Methods and samples: In this work, we used the synchrotron-based dark-field X-ray microscopy (DFXM) coupled with other imaging method, electron-backscattered diffraction (EBSD) and 2 dimensional X-ray diffraction (2D-XRD),  to systematically explore the microstructure development in differently deformed olivine, including non-shocked terrestrial olivine peridotite and kimberlite, to low-shock ureilite EET 96042, and to highly shocked Martian shergottite NWA 7721 and Martian chassignite NWA 2737. By using a line-focus beam, we scanned grain in different layers in sample z-dimension with DFXM, offering maximum resolution of 35 nm, 105 nm, and 500 nm in sample x, y, and z dimension. In the end, it allowed the in-situ reconstruction of 3D deformation volume of the examine grain non-destructively.

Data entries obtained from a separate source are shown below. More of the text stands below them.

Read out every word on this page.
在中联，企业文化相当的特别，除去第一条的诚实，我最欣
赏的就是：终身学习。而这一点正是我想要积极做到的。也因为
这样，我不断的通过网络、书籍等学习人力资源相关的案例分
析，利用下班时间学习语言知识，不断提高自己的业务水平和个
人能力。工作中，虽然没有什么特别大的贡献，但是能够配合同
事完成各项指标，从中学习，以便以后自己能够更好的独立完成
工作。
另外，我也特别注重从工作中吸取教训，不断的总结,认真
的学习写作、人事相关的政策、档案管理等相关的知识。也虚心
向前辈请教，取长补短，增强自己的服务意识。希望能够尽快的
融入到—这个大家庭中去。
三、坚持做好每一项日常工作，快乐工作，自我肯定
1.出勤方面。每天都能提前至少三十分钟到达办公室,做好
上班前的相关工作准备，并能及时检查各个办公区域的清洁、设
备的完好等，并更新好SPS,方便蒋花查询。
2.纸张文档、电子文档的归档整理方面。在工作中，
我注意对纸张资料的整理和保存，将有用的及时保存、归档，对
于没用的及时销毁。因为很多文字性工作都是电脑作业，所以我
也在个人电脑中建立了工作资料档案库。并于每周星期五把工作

Results: DFXM shows superior power of resolving microstructures formed by the low-angle boundaries, revealing a distinctive difference between non-shock and shock olivine. We report the development of the “dislocation networks” converging to or diverging from the point of failure of the fractures, forming the incipient shock mosaicity, corresponding well with previous work of Li et al. (2021, 2023, and 2025)^3,4,5. In detail, the dislocation distributions in the 3D grain volume that 1) “dislocation network” formed by very-low-angle misorientation boundaries (<0.1 º) and 2) incipient subdomain walls formed by low-angle misorientation boundaries (> 0.3º). These features are not observed in the non-shocked samples. Furthermore, we performed autocorrelation using 2D fast-Fourier transformation on the misorienation maps. We discovered the disrupted and broadened slip-band features at spacing of 10 µm in each layer. By comparing the observation with terrestrial deformed olivine, we conclude they are remnant features from the crustal process rather than impact. Our research highlights the potential of using microstructures to understand different deformation features using observations from multi-techniques at multi-scales. It sheds light into deconvoluting the shock features from parent body process, offering a novel way to decode meteoritic materials and their parent body deformation history.

 

Reference:  

[1] Fritz, J., Greshake, A., and Fernandes, V.A. (2017). MAPS, 52, 1216–1232.  [2] Stöffler, D., Hamann, C., and Metzler, K. (2018) MAPS, 53, 5–49. [3] Li, Yaozhu, McCausland, P.J.A., and Flemming, R.L. (2021) MAPS, 56, 1422-1439. doi:10.1111/maps.13706. [4] Li Y., McCausland P. J. A., Flemming R. L., and Hetherington C. J. 2023. AmMin. 108:1897–1905. [5] Li, Y., McCausland, P. J. A., Flemming, R. L., & Osinski, G. R. (2025 MAPS, 60(2), 347-370.